Here are five questions to ask before you accept car financing terms and sign on the bottom line:

1. What Is Your Credit Score?

If you got this far and are ready to sign the new car loan papers, you probably have a good idea of what your credit score is. If you don’t, make sure you ask. Typically, a dealer or financial institution will share it with you up front upon approval, but you want to make sure your score matches your auto loan rate. There are many factors in how your rating is determined. How much credit history you have, the types of loans, how much you owe, late payments, debt to income ratio and more. Your score will be higher or lower depending on how well you manage, or have managed, your finances.

2. How Will Your Credit Score Impact the Terms of Your Loan?

Obviously, the higher your score, the better your rate and terms. To get the lowest available auto loan rate, you’ll need excellent credit. Depending on which credit agency or scoring system the lender uses, a 750+ credit score will get you the best terms. The interest rate offered will go up if your score is lower. If your score is low, the dealership will require more money up front and charge a higher interest rate. You can, however, refinance your auto loan if you’ve improved your credit since buying a vehicle. Refinancing can get you a lower rate and and save money. Bottom line, it’s imperative to know where you stand before you sit down at a desk.

3. What Is the Interest Rate on the Loan?

This is the first question that most people ask about a new car loan. While it’s also one of the most important, the terms of the interest rate are sometimes more crucial than the auto loan rate itself.

When you are calculating the interest rate on your auto loan, you should also factor in the following.

  • How often is the interest rate compounded? An annual interest rate of 5% compounded daily has a far different impact than an identical auto loan rate that’s compounded once per year.
  • How is the interest on the loan amortized over time? Are the first few year’s payments devoted solely to the interest, or are you able to pay off some principal as well?
  • Does the interest rate change if you miss a payment? Some lenders will try to sneak in terms that raise the interest to the maximum legal amount if you miss even a single payment on a new car loan.

4. How Does Down Payment Work?

Making a small down payment will result in paying more interest over time. A large down payment, on the other hand, can make a huge dent in your savings. There are trade-offs to consider and either option may work best for you. If you get a very competitive rate with no prepayment penalty, it’s often fine to make a smaller down payment and pay down extra as you go! Overall, you want to use your down payment to help minimize interest or payments without putting undue strain on your current finances.

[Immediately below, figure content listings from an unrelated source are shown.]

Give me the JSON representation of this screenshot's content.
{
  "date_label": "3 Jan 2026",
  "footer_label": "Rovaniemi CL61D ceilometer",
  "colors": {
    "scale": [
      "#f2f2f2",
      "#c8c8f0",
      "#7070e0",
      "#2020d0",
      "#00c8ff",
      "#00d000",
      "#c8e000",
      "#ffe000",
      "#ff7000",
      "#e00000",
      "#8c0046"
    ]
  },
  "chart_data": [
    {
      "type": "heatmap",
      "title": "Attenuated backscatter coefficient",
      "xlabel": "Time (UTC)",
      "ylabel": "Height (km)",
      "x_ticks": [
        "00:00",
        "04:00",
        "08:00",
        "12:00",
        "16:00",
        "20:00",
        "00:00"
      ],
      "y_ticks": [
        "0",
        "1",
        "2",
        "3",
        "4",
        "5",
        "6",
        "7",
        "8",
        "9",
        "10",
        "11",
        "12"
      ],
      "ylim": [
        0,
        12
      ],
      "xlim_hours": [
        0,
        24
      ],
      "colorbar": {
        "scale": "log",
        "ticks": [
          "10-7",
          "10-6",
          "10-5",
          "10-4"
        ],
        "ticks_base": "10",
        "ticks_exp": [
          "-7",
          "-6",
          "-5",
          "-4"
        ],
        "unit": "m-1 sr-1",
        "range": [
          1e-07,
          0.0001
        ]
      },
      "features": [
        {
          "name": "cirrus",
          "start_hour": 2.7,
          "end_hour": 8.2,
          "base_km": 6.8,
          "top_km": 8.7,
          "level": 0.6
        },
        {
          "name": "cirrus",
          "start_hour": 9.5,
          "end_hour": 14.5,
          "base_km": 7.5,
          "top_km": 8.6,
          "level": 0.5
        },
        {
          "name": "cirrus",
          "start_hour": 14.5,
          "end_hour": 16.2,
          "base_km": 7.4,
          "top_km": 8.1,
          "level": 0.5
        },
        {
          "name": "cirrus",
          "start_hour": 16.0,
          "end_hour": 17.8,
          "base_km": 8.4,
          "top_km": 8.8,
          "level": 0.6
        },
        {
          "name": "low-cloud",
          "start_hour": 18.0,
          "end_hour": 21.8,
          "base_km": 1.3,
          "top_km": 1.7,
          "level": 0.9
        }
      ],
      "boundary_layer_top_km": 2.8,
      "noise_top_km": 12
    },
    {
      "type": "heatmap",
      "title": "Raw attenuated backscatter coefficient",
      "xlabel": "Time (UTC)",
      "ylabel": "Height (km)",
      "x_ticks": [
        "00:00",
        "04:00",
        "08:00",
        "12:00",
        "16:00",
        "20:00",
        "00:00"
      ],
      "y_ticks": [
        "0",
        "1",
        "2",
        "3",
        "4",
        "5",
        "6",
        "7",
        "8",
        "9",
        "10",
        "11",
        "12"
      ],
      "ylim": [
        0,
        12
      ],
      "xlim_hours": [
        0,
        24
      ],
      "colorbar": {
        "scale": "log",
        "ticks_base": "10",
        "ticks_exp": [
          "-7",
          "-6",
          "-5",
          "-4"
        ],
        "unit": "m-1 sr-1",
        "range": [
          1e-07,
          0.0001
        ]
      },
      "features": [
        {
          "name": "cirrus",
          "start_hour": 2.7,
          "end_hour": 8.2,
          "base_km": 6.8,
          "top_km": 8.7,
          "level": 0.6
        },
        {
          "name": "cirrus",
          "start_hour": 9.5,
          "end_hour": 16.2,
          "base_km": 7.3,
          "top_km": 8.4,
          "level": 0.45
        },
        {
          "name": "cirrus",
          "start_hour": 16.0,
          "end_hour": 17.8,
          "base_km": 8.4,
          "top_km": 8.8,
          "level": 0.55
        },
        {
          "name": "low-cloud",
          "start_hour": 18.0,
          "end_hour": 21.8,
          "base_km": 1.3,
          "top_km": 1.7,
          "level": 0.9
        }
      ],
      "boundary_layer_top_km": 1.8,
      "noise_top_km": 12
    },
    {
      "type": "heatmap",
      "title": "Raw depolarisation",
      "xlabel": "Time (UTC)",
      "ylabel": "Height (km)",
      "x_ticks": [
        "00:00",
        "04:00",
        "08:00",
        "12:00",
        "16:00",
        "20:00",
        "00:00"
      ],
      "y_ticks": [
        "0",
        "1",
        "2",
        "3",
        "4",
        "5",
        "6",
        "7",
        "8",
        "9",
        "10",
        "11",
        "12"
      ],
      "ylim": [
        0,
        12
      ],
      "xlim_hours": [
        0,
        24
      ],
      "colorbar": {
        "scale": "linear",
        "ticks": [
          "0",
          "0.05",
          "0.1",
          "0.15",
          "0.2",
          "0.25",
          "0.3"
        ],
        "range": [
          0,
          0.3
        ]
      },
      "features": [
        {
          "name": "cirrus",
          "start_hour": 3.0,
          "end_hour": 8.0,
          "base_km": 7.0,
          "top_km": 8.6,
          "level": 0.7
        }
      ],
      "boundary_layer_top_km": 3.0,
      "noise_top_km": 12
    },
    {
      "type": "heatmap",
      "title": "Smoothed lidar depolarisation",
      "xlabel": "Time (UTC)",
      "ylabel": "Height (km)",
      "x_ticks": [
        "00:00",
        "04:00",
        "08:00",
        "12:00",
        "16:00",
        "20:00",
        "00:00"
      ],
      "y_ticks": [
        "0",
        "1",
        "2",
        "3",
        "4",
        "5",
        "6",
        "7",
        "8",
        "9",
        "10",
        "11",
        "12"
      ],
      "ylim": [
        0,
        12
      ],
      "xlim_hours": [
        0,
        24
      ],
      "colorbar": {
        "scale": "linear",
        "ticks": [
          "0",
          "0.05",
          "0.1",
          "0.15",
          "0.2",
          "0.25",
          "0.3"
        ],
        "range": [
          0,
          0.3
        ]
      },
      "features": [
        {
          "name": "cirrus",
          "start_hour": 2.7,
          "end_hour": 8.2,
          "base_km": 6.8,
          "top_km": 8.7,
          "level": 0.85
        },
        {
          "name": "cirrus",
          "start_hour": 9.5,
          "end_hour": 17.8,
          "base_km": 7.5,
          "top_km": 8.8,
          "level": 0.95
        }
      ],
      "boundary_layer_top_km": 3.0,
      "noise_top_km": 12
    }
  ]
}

5. What Are the Repayment Terms of the Loan?

Auto loans are relatively simple. You borrow money for your vehicle and make monthly payments over the life of the loan until you own the vehicle outright. But what if you want to pay off your loan early?

Make sure there is no prepayment penalty. It’s actually rare to find an auto loan with a prepayment penalty these days, but you should find out for sure. And if there is a prepayment penalty, it’s a definite red flag. A prepayment penalty, or prepayment fee, allows the lender to collect scheduled interest on the loan, regardless of when you pay it off. In addition, car loans are often structured so that the majority of your monthly payments are first applied to the interest. If you have one of those loans, then you may not even be allowed to pay down most of the principal until several years into the loan.

Understanding the repayment structure of your new car loan is the mark of a truly educated consumer, so take the time to go over the details before you sign on the dotted line. Whether you have an A+ credit score or an average one, it’s important to shop around for the loan that works for you. Before you accept any form of car financing, you always want to make sure that you know exactly what you’re getting into.